Il est mis à l'essai avec 30
contrevenants relâchés dans la région de l'Ontario et pourra être
étendu dans tout le pays après un an.
«Cette initiative protégera mieux
les communautés et aidera Services correctionnels Canada (SCC) à
améliorer le maintien de l'ordre et la prévention de crimes.
Notre
gouvernement veut absolument s'assurer que les contrevenants, libérés
par Commission nationale des libérations conditionnelles soient
surveillés plus adéquatement...
Forcer les contrevenants à
respecter les conditions de leur libération est un aspect fondamental de la réforme du système carcéral .»
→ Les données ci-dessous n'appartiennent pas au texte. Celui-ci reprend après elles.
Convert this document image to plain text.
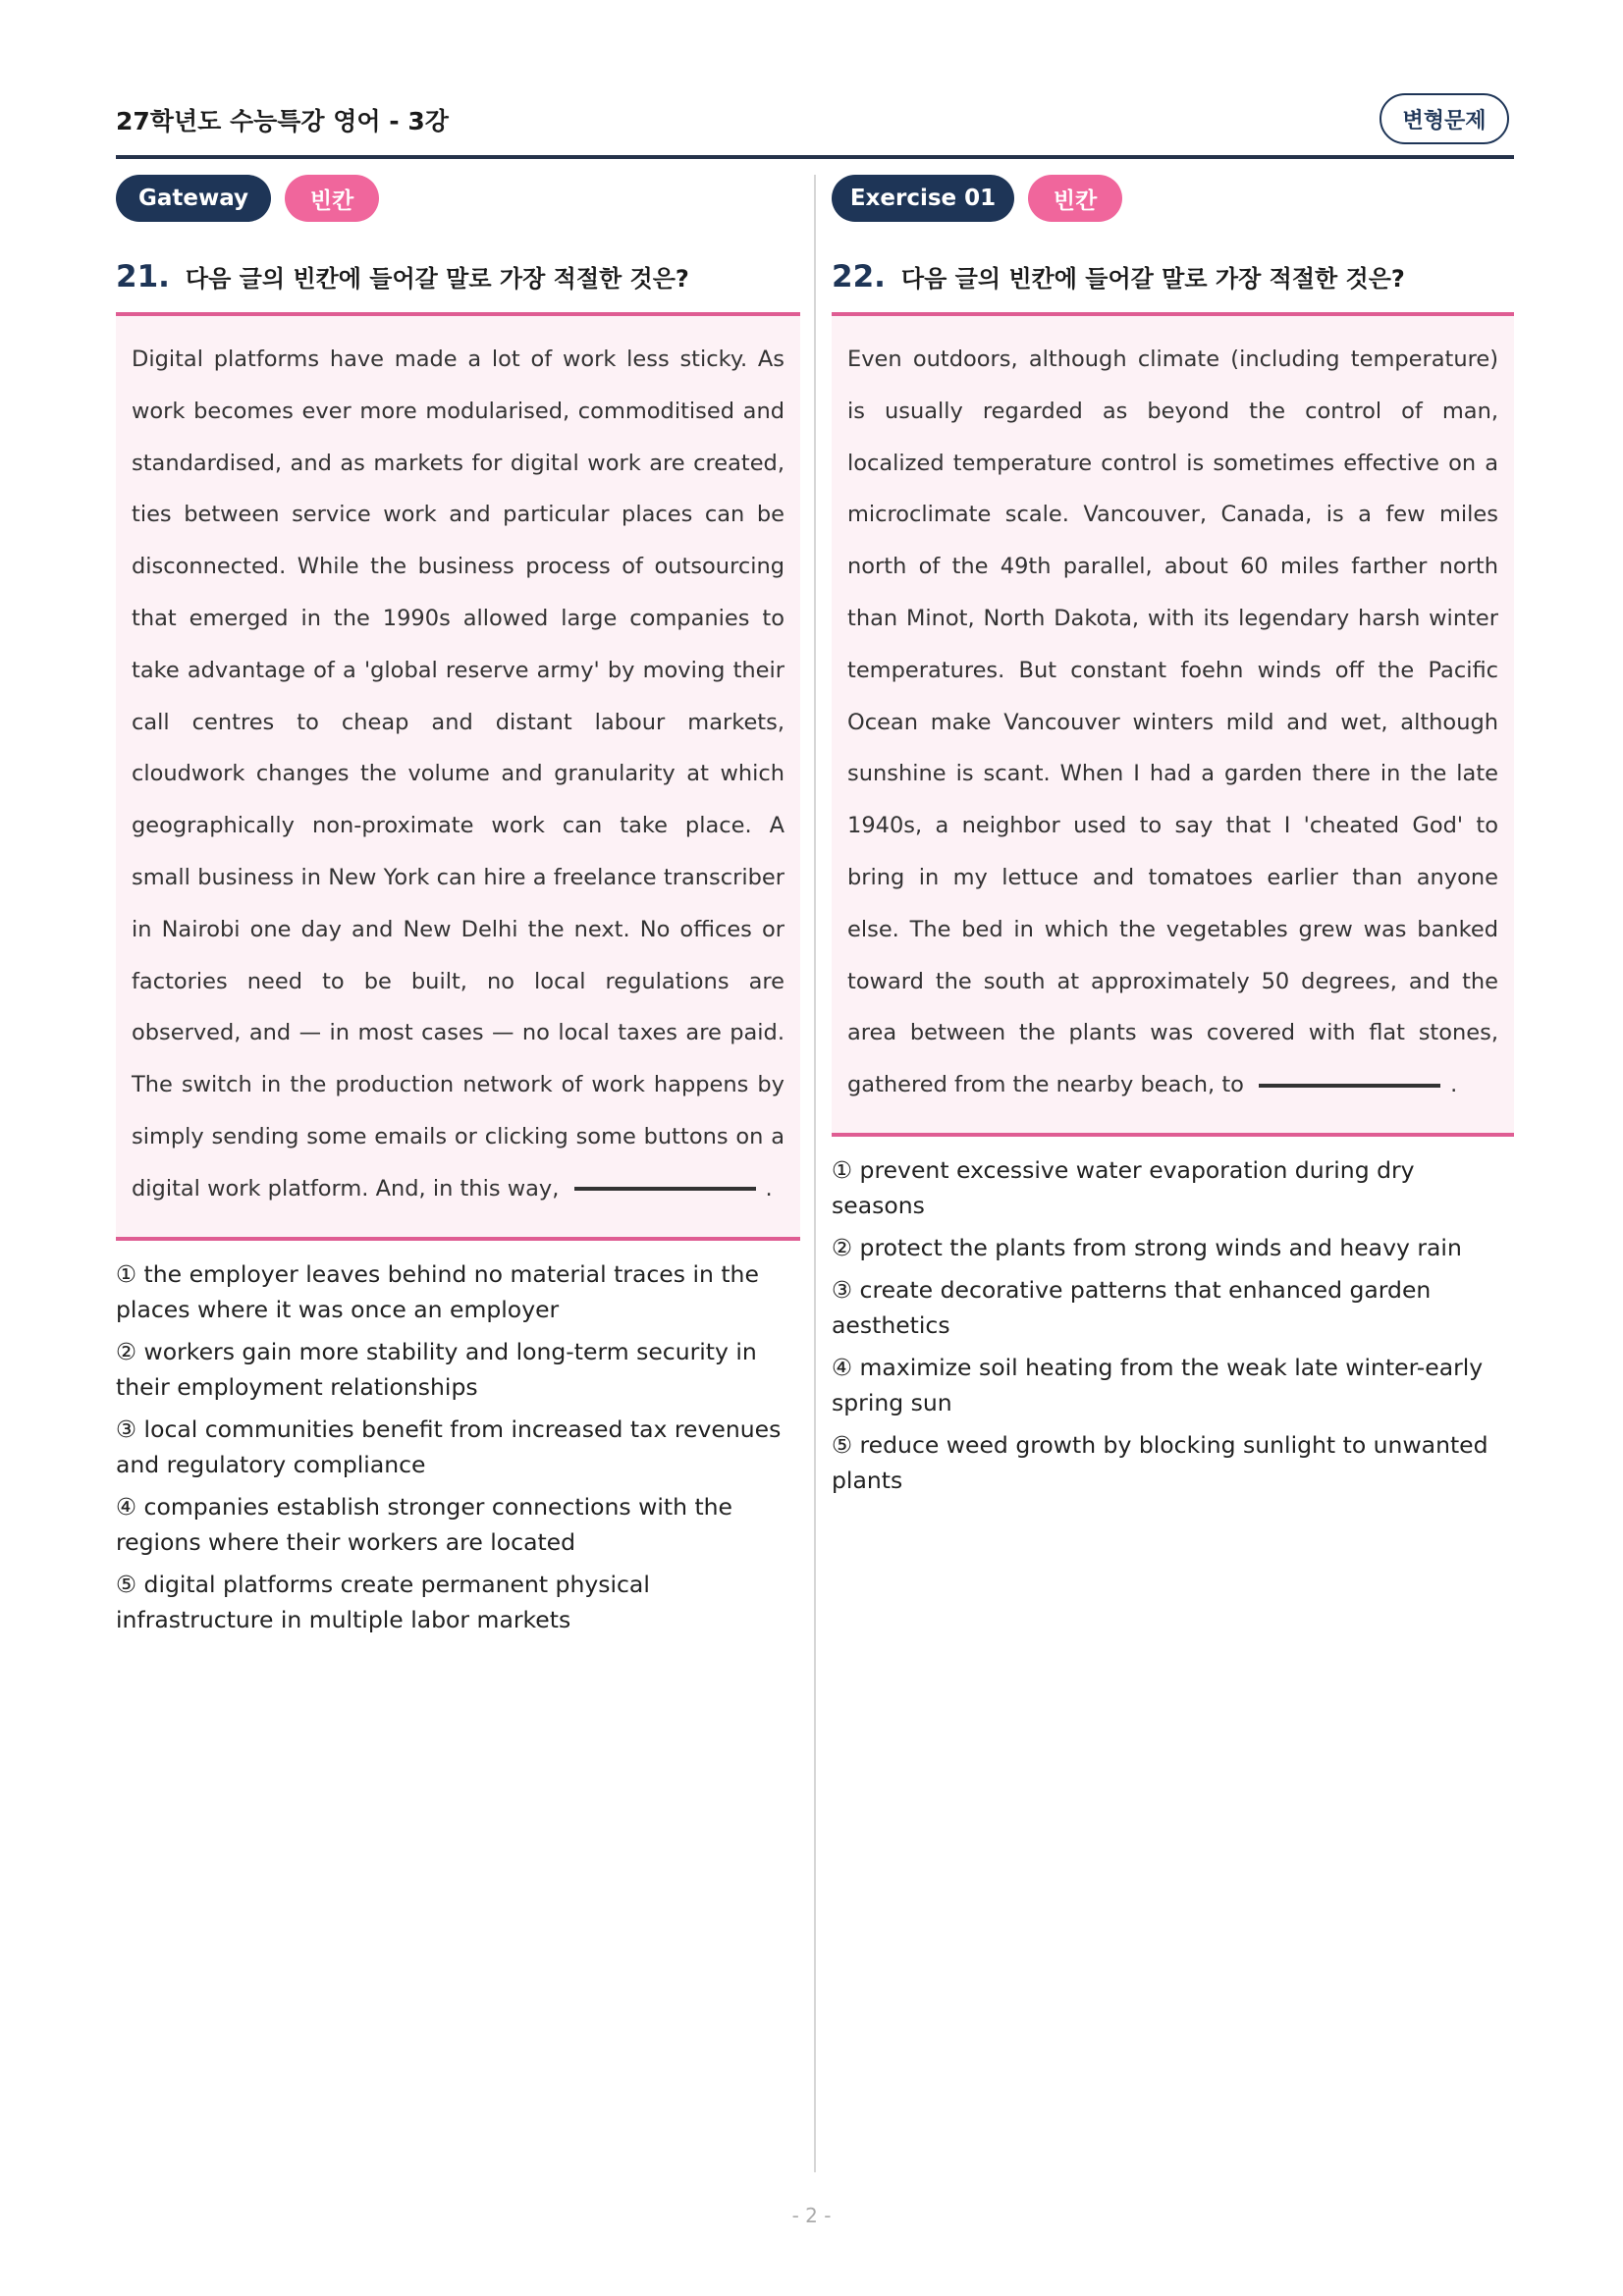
27학년도 수능특강 영어 - 3강	변형문제
Gateway	빈칸
21. 다음 글의 빈칸에 들어갈 말로 가장 적절한 것은?
Digital platforms have made a lot of work less sticky. As work becomes ever more modularised, commoditised and standardised, and as markets for digital work are created, ties between service work and particular places can be disconnected. While the business process of outsourcing that emerged in the 1990s allowed large companies to take advantage of a 'global reserve army' by moving their call centres to cheap and distant labour markets, cloudwork changes the volume and granularity at which geographically non-proximate work can take place. A small business in New York can hire a freelance transcriber in Nairobi one day and New Delhi the next. No offices or factories need to be built, no local regulations are observed, and — in most cases — no local taxes are paid. The switch in the production network of work happens by simply sending some emails or clicking some buttons on a digital work platform. And, in this way,	.
① the employer leaves behind no material traces in the places where it was once an employer
② workers gain more stability and long-term security in their employment relationships
③ local communities benefit from increased tax revenues and regulatory compliance
④ companies establish stronger connections with the regions where their workers are located
⑤ digital platforms create permanent physical infrastructure in multiple labor markets
Exercise 01	빈칸
22. 다음 글의 빈칸에 들어갈 말로 가장 적절한 것은?
Even outdoors, although climate (including temperature) is usually regarded as beyond the control of man, localized temperature control is sometimes effective on a microclimate scale. Vancouver, Canada, is a few miles north of the 49th parallel, about 60 miles farther north than Minot, North Dakota, with its legendary harsh winter temperatures. But constant foehn winds off the Pacific Ocean make Vancouver winters mild and wet, although sunshine is scant. When I had a garden there in the late 1940s, a neighbor used to say that I 'cheated God' to bring in my lettuce and tomatoes earlier than anyone else. The bed in which the vegetables grew was banked toward the south at approximately 50 degrees, and the area between the plants was covered with flat stones, gathered from the nearby beach, to	.
① prevent excessive water evaporation during dry seasons
② protect the plants from strong winds and heavy rain
③ create decorative patterns that enhanced garden aesthetics
④ maximize soil heating from the weak late winter-early spring sun
⑤ reduce weed growth by blocking sunlight to unwanted plants
- 2 -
Le récepteur du bracelet de GPS
indique sa position à un réseau de surveillance qui sonne l'alarme si
un individu contrevient aux conditions de sa libération notamment le
couvre-feu, le lieu de résidence ou autres - par exemple, si un
pédophile rôde autour d'une école.
Les autorités interviennent si on tente de se défaire de l'appareil ou si on omet de le recharger.
La police peut alors être appelée
et SCC peut prendre les mesures disciplinaires nécessaires, comme
retourner l'individu derrière les barreaux.
Ce projet pilote fédéral coûtera 600 000 $.
La Colombie-Britannique fut la
première province à surveiller électriquement ses prisonniers en 1987,
mais la Nouvelle-Écosse, qui suit ainsi 65 prisonniers, fut la première
à adopter le GPS.
L'Ontario, le Manitoba, la
Saskatchewan le Yukon ainsi que Terre-Neuve et Labrador font également
de l'observation électronique.
La police et les groupes de victimes réclament de tels outils de surveillance depuis des années.
Des statistiques indiquent que
1146 contrevenants fédéraux ont récidivé au cours de 2006-2007 alors
qu'ils étaient libérés sous surveillance.
Ce programme d'observation
électroniques déjà utilisés aux États-Unis, au Royaume-Uni et dans
plusieurs pays européens veulent réduire le taux de récidive.